6 cycles for bounds checks that the branch predictor never had to rewind on is nothing in comparison to saving a couple trips to L3.
> We can see in this specific case there was better cache locality
Dramatically better L1 and L2 cache behavior. It seems clear that the additional instruction load of the Rust driver is partially made up by the excellent cache utilization.
This "Rust vs C" document is just one part of a larger analysis of network driver implementations in many languages; C, Rust, Go, C#, Java, OCaml, Haskell, Swift, Javascript and Python. Have a look at the top level README.md of that GitHub repo.
Unless/until a lot more is written in Rust... not much. It uses slightly more base RAM to load the binary. Some of the bloat is things that in C programs would be dynamically linked in - it isn't that Rust is doing more, it's that C gets to share a lot of stuff and Rust has to bring it's own.
I don't know. I wouldn't be surprised that it loaded the whole thing. How could the OS predict how much to load (or wait on)? Waiting for a page to load just for the next function call would be hugely expensive.
In general, the effect of bloat is not visible in benchmarks like these where the goal is to run something small many many times, with ample memory available, and as little else on the system adding noise to the results as possible.
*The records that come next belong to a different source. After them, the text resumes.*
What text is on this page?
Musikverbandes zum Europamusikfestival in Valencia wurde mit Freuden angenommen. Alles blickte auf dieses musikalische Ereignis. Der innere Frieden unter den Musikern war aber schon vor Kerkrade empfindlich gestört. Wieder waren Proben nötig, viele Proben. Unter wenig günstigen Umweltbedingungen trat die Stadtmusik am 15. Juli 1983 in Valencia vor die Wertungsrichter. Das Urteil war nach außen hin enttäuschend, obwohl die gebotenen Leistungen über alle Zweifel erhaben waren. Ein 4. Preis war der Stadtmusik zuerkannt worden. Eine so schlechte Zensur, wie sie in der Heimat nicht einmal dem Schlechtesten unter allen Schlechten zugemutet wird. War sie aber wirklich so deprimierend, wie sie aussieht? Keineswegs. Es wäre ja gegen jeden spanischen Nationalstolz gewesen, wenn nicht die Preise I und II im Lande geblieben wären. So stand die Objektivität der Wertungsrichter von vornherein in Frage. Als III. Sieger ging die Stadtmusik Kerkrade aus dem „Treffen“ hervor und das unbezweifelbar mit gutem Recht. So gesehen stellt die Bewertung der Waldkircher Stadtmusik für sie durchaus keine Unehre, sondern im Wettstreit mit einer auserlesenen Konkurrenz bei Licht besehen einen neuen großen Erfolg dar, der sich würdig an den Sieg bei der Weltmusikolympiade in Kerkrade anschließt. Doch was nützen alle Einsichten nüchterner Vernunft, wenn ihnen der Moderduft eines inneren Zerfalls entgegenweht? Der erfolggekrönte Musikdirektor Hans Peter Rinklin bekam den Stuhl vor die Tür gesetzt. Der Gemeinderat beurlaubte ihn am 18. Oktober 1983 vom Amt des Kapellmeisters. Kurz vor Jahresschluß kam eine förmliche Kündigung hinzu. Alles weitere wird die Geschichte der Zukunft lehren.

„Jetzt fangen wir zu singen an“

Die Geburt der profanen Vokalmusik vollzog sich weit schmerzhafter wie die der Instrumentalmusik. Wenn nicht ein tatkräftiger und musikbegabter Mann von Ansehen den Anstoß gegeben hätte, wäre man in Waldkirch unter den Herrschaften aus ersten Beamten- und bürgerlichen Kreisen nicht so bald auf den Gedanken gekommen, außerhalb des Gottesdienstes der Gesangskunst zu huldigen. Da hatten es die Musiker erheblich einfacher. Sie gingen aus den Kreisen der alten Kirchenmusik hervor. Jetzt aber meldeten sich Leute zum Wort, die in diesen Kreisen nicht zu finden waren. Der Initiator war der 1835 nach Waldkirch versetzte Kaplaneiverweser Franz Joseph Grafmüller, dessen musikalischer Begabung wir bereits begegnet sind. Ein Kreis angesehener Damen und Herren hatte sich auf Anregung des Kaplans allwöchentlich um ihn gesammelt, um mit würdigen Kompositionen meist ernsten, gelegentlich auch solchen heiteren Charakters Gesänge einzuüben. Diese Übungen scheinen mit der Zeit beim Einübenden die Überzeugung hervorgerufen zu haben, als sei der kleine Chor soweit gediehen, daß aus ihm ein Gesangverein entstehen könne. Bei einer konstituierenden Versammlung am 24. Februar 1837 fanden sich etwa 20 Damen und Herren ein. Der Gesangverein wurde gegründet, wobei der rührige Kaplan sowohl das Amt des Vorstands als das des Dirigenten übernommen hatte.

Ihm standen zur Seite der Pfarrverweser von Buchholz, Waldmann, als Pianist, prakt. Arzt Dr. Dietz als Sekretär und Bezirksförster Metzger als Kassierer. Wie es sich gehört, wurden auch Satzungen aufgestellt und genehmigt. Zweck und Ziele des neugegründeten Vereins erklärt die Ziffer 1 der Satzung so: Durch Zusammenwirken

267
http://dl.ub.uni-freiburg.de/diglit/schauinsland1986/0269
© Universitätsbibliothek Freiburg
It's the same reason you see "Java is faster than C" benchmark results, yet everyone knows how the former actually performs in practice.
The effects of larger memory usage don't become obvious until other applications start contending for it and/or swapping happens, and it's conveniently also something that is not as easily blamed on one application "being slow", which is why it doesn't receive nearly as much attention as it should.
It does take extra space, but ideally you'd store the exceptional error handling code out-of-line, so that they don't need to take up cache in the common case.
Our results probably only hold true for workloads with a low IPC. The test case is also a very limited forwarder, but real network functions also have a relatively low IPC in my experience (don't have any numbers to back up this claim, though).
If they built with debug there would be dramatically more load/store uops than you see in the benchmark. Debug mode builds disable optimizations and store variables back to memory after most expressions to aid debugging.
Is there any other downside? Electricity consumption / heat? Evicting other stuff from cache?